Un día, meditando, observé algo: aunque yo decía “soy agradecida”, no estaba viviendo en gratitud del todo. Había una parte de mí que seguía negociando con el presente, como si reconocer lo bueno me obligara a bajar el no conformismo o a aceptar lo que no me gustaba. Ahí entendí una confusión muy común: creer que gratitud es conformismo.
Y cuando confundimos una con la otra, ocurre algo: por miedo a “conformarnos”, empezamos a vivir desde la escasez. Nos volvemos más exigentes que conscientes, más críticos que presentes. Nos enfocamos en lo que falta, en lo que no se ha logrado, en lo que aún no es… y sin darnos cuenta, actuamos en ingratitud.
La verdad es que gratitud y no conformismo pueden coexistir, y cuando lo hacen, se vuelven una unión poderosa.

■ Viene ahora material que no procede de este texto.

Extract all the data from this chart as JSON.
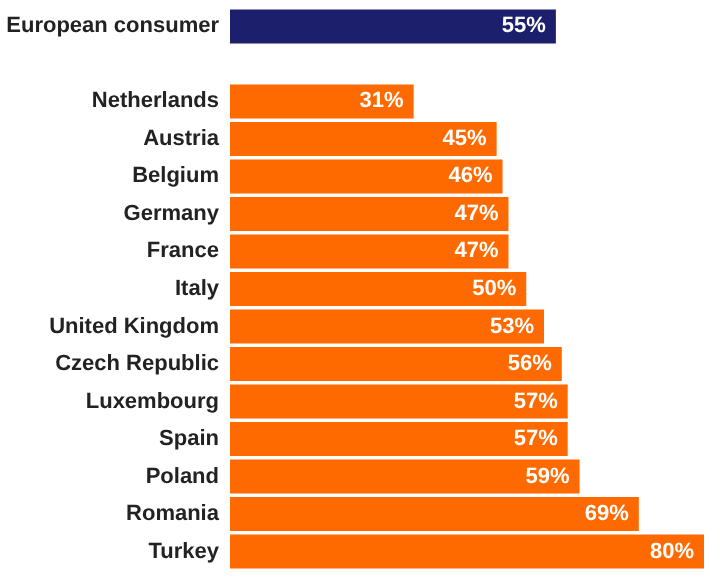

La gratitud no es resignación. Es lucidez. Es elegir ver las bendiciones que tengo y lo que soy hoy. Es valorar lo que ya existe, lo que ya he construido, lo que ya recibo. Y también es aprender a mirar a los demás con ese mismo respeto.
El no conformismo, por su parte, no es queja disfrazada. Es dirección. Es identificar, con honestidad, lo que quiero transformar, lo que necesito mejorar, lo que deseo alcanzar. No para invalidar el presente, sino para crecer desde él.
La gratitud habita el presente.
El no conformismo diseña el futuro.
Cuando agradezco, dejo de pelear con lo que ya es. Cuando no me conformo, dejo de quedarme donde ya no debo estar. Y cuando sostengo ambas cosas a la vez, mi vida se ordena: avanzo con hambre, pero también con paz.